Alice Mount had put down her work, and she looked grave too.
“Bess! you never mean we shall have last August’s doings o’er again?”
“That do I, Alice, and more. I was last night at the King’s Head, where you know they of our doctrine be wont to meet, and Master Pulleyne was there, that good man that was sometime chaplain to my Lady’s Grace of Suffolk: he mostly puts up at the King’s Head when he cometh to town. And quoth he, ‘There shall shortly be another search made for Gospel books,—ay, and Gospellers belike: and they be not like to ’scape so well as they did last year.’ And John Love saith—he was there, John Love of the Heath; you know him?—well, he saith he heard Master Simnel the bailiff to swear that the great Doctors of Colchester should find it warm work ere long. There’s an ill time coming, friends. Take you heed.”
“The good Lord be our aid, if so be!” said Alice.
“But what shall Master Clere do, Bessy?” asked Rose. “He hath ever been a Gospeller.”
“He hath borne the name of one, Rose. God knoweth if he be true. I’m ’feared—”
Elizabeth stopped suddenly.
“That he’ll not be staunch?” said Alice.
“He is my master, and I will say no more, Alice. But this may I say—there’s many in Colchester shall bear faggots ere they burn.

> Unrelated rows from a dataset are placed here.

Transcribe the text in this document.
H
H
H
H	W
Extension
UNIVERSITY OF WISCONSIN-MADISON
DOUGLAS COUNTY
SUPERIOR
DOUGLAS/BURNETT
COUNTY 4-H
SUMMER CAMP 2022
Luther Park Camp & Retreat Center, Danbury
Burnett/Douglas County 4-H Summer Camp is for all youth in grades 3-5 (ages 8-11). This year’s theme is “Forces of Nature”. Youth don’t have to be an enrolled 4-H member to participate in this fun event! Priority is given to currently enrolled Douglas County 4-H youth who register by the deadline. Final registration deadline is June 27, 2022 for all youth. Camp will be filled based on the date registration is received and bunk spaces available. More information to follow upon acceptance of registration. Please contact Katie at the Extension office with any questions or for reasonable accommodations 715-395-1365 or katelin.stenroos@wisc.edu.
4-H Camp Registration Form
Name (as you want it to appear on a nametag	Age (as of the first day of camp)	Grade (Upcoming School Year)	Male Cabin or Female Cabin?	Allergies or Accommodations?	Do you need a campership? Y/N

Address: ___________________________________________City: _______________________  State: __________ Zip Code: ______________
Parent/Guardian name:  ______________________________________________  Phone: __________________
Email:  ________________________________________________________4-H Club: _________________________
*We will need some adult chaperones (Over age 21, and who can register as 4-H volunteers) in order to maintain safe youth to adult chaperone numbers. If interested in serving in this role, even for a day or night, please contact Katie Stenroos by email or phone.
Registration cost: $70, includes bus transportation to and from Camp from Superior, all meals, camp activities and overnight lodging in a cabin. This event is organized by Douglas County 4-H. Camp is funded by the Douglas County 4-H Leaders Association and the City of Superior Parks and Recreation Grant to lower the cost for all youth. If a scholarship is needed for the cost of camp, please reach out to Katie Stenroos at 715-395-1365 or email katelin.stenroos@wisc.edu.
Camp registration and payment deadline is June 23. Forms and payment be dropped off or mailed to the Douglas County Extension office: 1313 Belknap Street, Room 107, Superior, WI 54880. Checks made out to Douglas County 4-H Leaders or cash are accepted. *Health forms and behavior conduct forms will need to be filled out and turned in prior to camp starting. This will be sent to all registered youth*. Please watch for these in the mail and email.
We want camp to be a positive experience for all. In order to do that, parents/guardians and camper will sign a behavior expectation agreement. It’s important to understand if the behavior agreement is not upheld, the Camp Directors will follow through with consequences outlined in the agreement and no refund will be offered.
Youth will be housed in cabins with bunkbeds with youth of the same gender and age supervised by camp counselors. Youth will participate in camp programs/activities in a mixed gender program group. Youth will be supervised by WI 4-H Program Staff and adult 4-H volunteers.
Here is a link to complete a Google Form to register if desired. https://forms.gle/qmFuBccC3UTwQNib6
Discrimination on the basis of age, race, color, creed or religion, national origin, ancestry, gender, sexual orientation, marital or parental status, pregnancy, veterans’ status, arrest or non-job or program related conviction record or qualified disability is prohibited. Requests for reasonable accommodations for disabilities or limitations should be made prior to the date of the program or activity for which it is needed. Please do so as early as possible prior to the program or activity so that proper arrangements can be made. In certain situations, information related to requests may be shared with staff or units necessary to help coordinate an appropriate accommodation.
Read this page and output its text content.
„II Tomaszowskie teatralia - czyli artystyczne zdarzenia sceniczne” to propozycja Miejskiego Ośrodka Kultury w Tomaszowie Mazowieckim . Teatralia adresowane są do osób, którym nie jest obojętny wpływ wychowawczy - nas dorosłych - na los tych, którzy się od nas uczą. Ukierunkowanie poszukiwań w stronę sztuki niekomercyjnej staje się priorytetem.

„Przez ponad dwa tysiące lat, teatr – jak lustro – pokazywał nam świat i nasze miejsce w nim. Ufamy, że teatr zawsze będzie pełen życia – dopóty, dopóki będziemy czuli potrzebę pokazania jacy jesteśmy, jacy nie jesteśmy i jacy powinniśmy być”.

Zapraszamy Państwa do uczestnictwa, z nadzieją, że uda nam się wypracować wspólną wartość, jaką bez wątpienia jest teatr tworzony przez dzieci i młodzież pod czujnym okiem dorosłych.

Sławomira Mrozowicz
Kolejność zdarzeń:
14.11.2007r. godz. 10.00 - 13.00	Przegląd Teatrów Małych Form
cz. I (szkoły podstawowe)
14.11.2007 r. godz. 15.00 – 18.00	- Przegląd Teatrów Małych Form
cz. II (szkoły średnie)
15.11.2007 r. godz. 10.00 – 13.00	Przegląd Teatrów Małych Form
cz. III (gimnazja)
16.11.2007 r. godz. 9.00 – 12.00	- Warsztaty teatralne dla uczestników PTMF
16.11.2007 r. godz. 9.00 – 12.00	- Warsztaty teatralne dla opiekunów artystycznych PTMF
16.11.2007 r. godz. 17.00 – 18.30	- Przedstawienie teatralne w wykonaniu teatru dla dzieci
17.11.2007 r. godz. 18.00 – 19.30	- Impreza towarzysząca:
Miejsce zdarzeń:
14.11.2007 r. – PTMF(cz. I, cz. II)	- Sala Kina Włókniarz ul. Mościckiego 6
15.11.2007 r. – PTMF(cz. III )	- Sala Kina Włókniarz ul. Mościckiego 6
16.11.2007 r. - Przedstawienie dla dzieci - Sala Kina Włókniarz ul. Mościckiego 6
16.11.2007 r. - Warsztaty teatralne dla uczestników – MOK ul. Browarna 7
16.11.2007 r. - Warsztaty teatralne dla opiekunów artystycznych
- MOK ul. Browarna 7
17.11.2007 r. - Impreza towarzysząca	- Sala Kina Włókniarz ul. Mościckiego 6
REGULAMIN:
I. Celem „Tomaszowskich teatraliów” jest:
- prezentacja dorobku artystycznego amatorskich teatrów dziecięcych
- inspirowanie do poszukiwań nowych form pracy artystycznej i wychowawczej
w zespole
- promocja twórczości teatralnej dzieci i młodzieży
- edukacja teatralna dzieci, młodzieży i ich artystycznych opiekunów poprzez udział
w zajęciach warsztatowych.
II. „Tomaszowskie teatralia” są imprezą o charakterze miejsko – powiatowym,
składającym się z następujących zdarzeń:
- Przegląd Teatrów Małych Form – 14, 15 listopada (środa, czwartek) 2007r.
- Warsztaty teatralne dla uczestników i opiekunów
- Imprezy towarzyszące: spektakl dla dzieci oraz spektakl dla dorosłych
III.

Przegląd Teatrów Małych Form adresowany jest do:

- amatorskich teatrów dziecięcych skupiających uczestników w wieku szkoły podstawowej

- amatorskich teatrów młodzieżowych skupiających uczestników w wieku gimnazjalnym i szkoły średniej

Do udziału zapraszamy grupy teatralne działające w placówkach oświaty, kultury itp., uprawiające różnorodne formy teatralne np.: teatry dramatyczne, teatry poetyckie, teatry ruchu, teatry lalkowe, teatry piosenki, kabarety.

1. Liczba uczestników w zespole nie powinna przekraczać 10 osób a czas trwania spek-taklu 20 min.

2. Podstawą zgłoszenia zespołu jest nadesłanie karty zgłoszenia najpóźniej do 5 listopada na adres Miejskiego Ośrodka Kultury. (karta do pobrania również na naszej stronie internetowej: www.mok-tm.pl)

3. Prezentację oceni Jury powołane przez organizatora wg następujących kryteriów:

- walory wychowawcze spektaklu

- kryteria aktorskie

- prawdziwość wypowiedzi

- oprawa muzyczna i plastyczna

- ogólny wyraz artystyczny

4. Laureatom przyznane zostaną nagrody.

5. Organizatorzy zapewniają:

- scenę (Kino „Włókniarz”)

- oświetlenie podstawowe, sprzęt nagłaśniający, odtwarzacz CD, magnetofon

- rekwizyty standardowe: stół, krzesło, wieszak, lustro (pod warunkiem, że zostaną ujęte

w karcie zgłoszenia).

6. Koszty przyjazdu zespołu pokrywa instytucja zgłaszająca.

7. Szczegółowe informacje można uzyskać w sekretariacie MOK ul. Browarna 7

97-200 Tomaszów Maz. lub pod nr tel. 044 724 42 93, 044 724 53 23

Ay, and all over England belike.”
Those who recanted had to carry a faggot, as if owning themselves worthy to be burned.
“Thou’rt right there, Bess. The Lord deliver us!”
“Some thinketh we have been too bold of late. You see, John Love coming home again, and nothing done to him, made folks think the worst was over.”
“Isn’t it then?” said Rose.
“Master Benold says he misdoubts if ’tis well begun.”
“Master Benold the chandler?”
“Of East Hill—ay. He was at the King’s Head last night. So was old Mistress Silverside, and Mistress Ewring the miller’s wife, and Johnson—they call him Alegar—down at Thorpe.”
“Call him Alegar! what on earth for?” asked Rose indignantly.
Elizabeth laughed. “Well, they say he’s so sour. He’ll not dance, nor sing idle songs, nor play quoits and bowls, but loveth better to sit at home and read; so they call him Alegar.”
Alegar is malt vinegar; the word vinegar was then used only of white wine vinegar.
“He’s not a bit sour!” cried Rose. “I’ve seen him with his little lad and lass; and right good to them he was. It’s a shame to call folks names that don’t fit them!”
“Nay, I don’t call him no names, but other folks do. Did you know his wife, that died six months gone?”
“No, but I’ve heard her well spoken of.”
“Then you’ve heard truth. Those children lost a deal when they lost her, and so did poor Johnson. Well, he’ll never see her burn: that’s one good thing!”
“Ay,” said Alice, “and that’s what he said himself when she died. Well, God help us to stand firm! Have you been asked any questions, Bess?”
“Not yet,” said Elizabeth quietly, “but I look for it every day. Have you?”
“Not I; but our Rose here foregathered with the priest one even of late, and he was set to know why we came not to church these eight weeks past. She parried his darts right well; but I look to hear more thereabout.”